A continuación, el Pontífice y el patriarca Bartolomé se han trasladado juntos, caminando, a la cercana plaza del Campidoglio, en donde han saludado a las autoridades civiles y a los restantes líderes religiosos presentes en el evento. El Papa ha sido el último en tomar la palabra. En su discurso, repleto de citas de la última encíclica Fratelli tutti y de la Declaración de la Fraternidad firmada con el imán Al-Tayyeb en Abu Dhabi, el Santo Padre se ha dirigido también a los gobernantes, a quienes ha recordado que deben ser constructores de paz. «Poner fin a la guerra —les ha dicho— es el deber impostergable de todos los líderes políticos ante Dios. La paz es la prioridad de cualquier política. Dios le pedirá cuentas a quienes no han buscado la paz o han fomentado las tensiones y los conflictos durante tantos días, meses y años de guerra que han pasado y que han golpeado a los pueblos».

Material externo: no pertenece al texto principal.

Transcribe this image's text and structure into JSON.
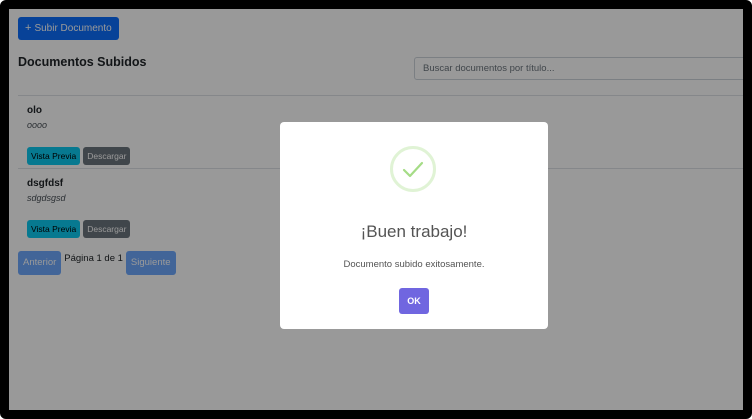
{
  "toolbar": {
    "upload_label": "Subir Documento",
    "upload_icon": "plus-icon",
    "primary_color": "#0d6efd"
  },
  "documents": {
    "section_title": "Documentos Subidos",
    "search_placeholder": "Buscar documentos por título...",
    "items": [
      {
        "title": "olo",
        "description": "oooo",
        "preview_label": "Vista Previa",
        "download_label": "Descargar"
      },
      {
        "title": "dsgfdsf",
        "description": "sdgdsgsd",
        "preview_label": "Vista Previa",
        "download_label": "Descargar"
      }
    ]
  },
  "pagination": {
    "prev_label": "Anterior",
    "page_info": "Página 1 de 1",
    "next_label": "Siguiente"
  },
  "modal": {
    "icon": "success-check-icon",
    "icon_color": "#a5dc86",
    "title": "¡Buen trabajo!",
    "text": "Documento subido exitosamente.",
    "ok_label": "OK",
    "ok_color": "#7066e0"
  }
}
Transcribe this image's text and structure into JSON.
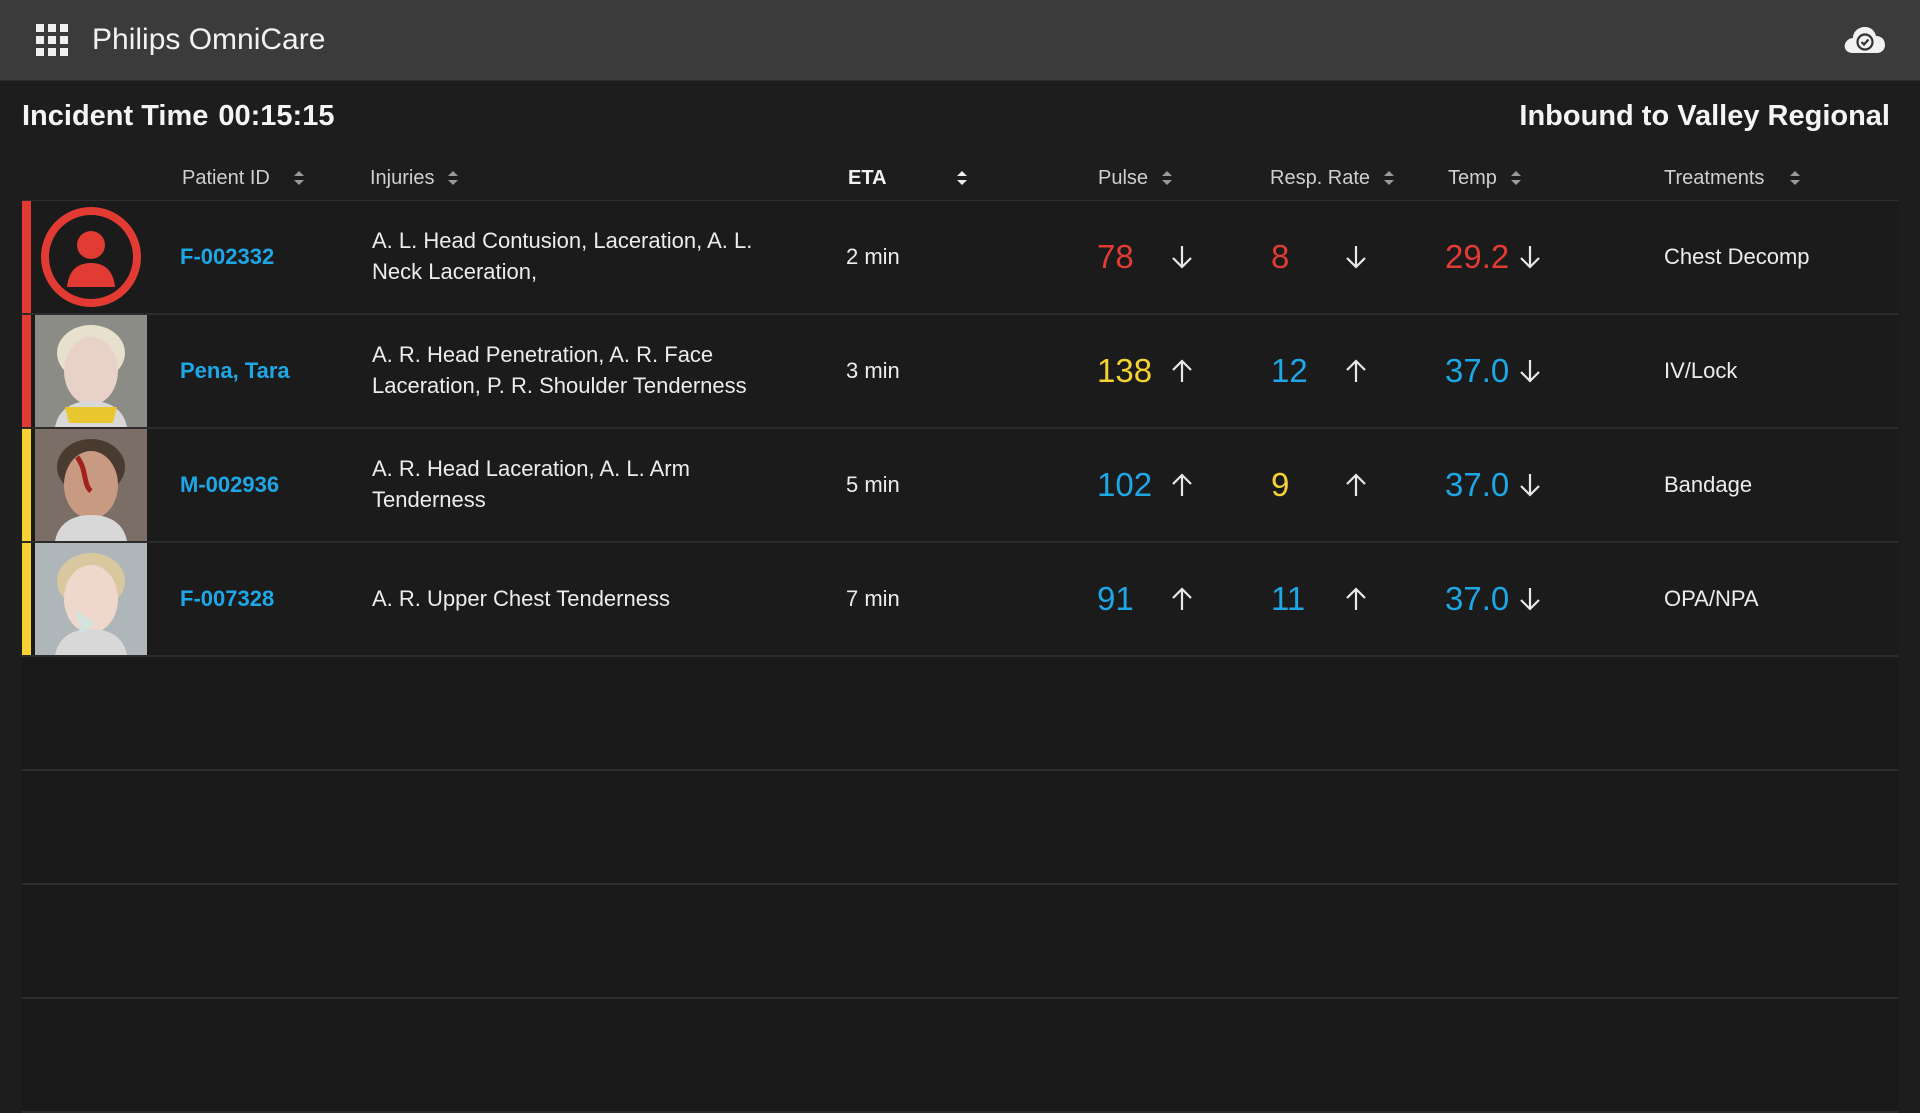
{
  "app": {
    "title": "Philips OmniCare"
  },
  "incident": {
    "label": "Incident Time",
    "time": "00:15:15"
  },
  "destination": "Inbound to Valley Regional",
  "columns": {
    "patient_id": "Patient ID",
    "injuries": "Injuries",
    "eta": "ETA",
    "pulse": "Pulse",
    "resp": "Resp. Rate",
    "temp": "Temp",
    "treatments": "Treatments"
  },
  "colors": {
    "red": "#e23b33",
    "yellow": "#f5d232",
    "blue": "#1ea7e6",
    "link": "#1ea7e6"
  },
  "rows": [
    {
      "severity": "red",
      "photo": "avatar-placeholder",
      "id": "F-002332",
      "injuries": "A. L. Head Contusion, Laceration, A. L. Neck Laceration,",
      "eta": "2 min",
      "pulse": "78",
      "pulse_trend": "down",
      "pulse_color": "red",
      "resp": "8",
      "resp_trend": "down",
      "resp_color": "red",
      "temp": "29.2",
      "temp_trend": "down",
      "temp_color": "red",
      "treatment": "Chest Decomp"
    },
    {
      "severity": "red",
      "photo": "patient-photo",
      "id": "Pena, Tara",
      "injuries": "A. R. Head Penetration, A. R. Face Laceration, P. R. Shoulder Tenderness",
      "eta": "3 min",
      "pulse": "138",
      "pulse_trend": "up",
      "pulse_color": "yellow",
      "resp": "12",
      "resp_trend": "up",
      "resp_color": "blue",
      "temp": "37.0",
      "temp_trend": "down",
      "temp_color": "blue",
      "treatment": "IV/Lock"
    },
    {
      "severity": "yellow",
      "photo": "patient-photo",
      "id": "M-002936",
      "injuries": "A. R. Head Laceration, A. L. Arm Tenderness",
      "eta": "5 min",
      "pulse": "102",
      "pulse_trend": "up",
      "pulse_color": "blue",
      "resp": "9",
      "resp_trend": "up",
      "resp_color": "yellow",
      "temp": "37.0",
      "temp_trend": "down",
      "temp_color": "blue",
      "treatment": "Bandage"
    },
    {
      "severity": "yellow",
      "photo": "patient-photo",
      "id": "F-007328",
      "injuries": "A. R. Upper Chest Tenderness",
      "eta": "7 min",
      "pulse": "91",
      "pulse_trend": "up",
      "pulse_color": "blue",
      "resp": "11",
      "resp_trend": "up",
      "resp_color": "blue",
      "temp": "37.0",
      "temp_trend": "down",
      "temp_color": "blue",
      "treatment": "OPA/NPA"
    }
  ],
  "empty_rows": 4
}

El patriarca Bartolomé ha dicho en su intervención que para construir un mundo más justo y fraterno hay que comenzar por cuidar nuestra casa común; el rabino jefe de Francia se ha mostrado convencido de que «una nueva fraternidad es posible»; y el líder musulmán ha pedido «una nueva globalización basada en la fraternidad humana» y no en la imposición de un único modelo cultural.

En su discurso de apertura el profesor Andrea Riccardi, fundador de la Comunidad de San Egidio, ha dicho: «Hoy las religiones no rezan unas contra otras, sino unas al lado de otras. (…) La paz es siempre posible en un clima de diálogo y fraternidad».